Desde muy antiguo, el hombre ha querido poner límites geográficos a la Tierra y ha evidenciado una innegable necesidad de introducir magnitudes de medición que permitan a cartógrafos, geógrafos y astrónomos, tener una posibilidad de situar un punto con exactitud en nuestro planeta. Desde 1884, momento en que se celebró la Conferencia Internacional del Meridiano, eran varios los puntos de partida utilizados para medir la tierra hacia derecha e izquierda. En este momento se tomó como medida universal el Meridiano de Greenwich. Pero este meridiano no fue el primero ni el único.

Uno de los que existió hasta entonces fue, precísamente el Meridiano de París, una línea imaginaria que pasaba por el Observatorio Astronómico de la ciudad.
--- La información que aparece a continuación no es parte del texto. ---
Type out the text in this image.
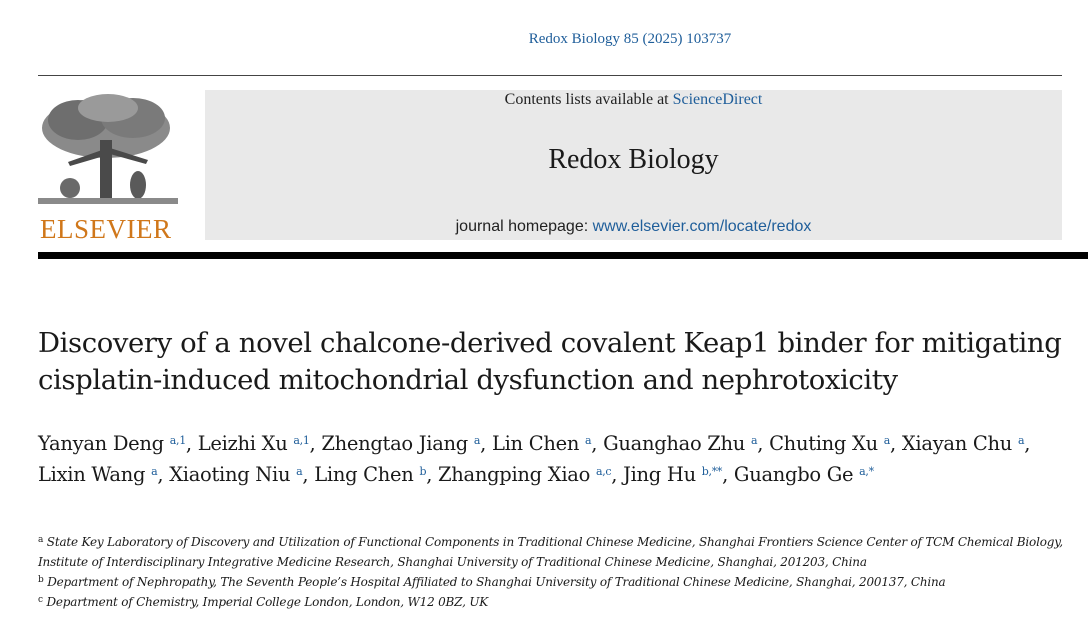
Redox Biology 85 (2025) 103737
ELSEVIER
Contents lists available at ScienceDirect
Redox Biology
journal homepage: www.elsevier.com/locate/redox
Discovery of a novel chalcone-derived covalent Keap1 binder for mitigating cisplatin-induced mitochondrial dysfunction and nephrotoxicity
Yanyan Deng $^{a,1}$, Leizhi Xu $^{a,1}$, Zhengtao Jiang $^a$, Lin Chen $^a$, Guanghao Zhu $^a$, Chuting Xu $^a$, Xiayan Chu $^a$, Lixin Wang $^a$, Xiaoting Niu $^a$, Ling Chen $^b$, Zhangping Xiao $^{a,c}$, Jing Hu $^{b,**}$, Guangbo Ge $^{a,*}$
$^a$ State Key Laboratory of Discovery and Utilization of Functional Components in Traditional Chinese Medicine, Shanghai Frontiers Science Center of TCM Chemical Biology, Institute of Interdisciplinary Integrative Medicine Research, Shanghai University of Traditional Chinese Medicine, Shanghai, 201203, China
$^b$ Department of Nephropathy, The Seventh People’s Hospital Affiliated to Shanghai University of Traditional Chinese Medicine, Shanghai, 200137, China
$^c$ Department of Chemistry, Imperial College London, London, W12 0BZ, UK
François Aragó fue el encargarlo de  medirlo en su tiempo, algo que logró completando la triangulación de Mallorca, Ibiza y Formentera con la costa valenciana, con lo que se pudo definir la longitud del metro.

De la importancia de este personaje han quedado evidencias en París. Hay un boulevard dedicado a su nombre que linda con el edificio del Observatorio Astronómico de París y una calle en Es Caló de Sant Agustí, en la isla de Formentera. Aragó también es uno de los 72 científicos cuyo nombre Eiffel mandó grabar en las caras de la torre que levantó.

Pero en París también hay un monumento con el que se le recuerda, un monumento imaginario que mide 9 kilómetros de largo, la célebre línea Aragó. En 1893 se decidió erigir una estatua de bronce con la efigie del astrónomo junto al Observatorio de París, sin embargo, en 1942, debido a las necesidades de construir cañones para la II Guerra Mundial, el gobierno francés la funde.

Cincuenta y dos años más tarde, en 1994, el gobierno de la ciudad decide restablecer el honor a Aragó y pide al artista holandés Jan Dibbets su construcción. Este artista, inspirándose en el célebre Meridiano de París calculado por François Aragó, diseña 135 medallones de bronce de 12 centímetros de diámetros que fueron colocados en el suelo de la ciudad a lo largo del meridiano en dirección sur a norte.

Muchos de estos medallones han desaparecido con el tiempo, bien por robo o por pérdida. Otros se encuentran en muy mal estado y se distinguen por su forma no por ser legibles o reconocibles por algún signo.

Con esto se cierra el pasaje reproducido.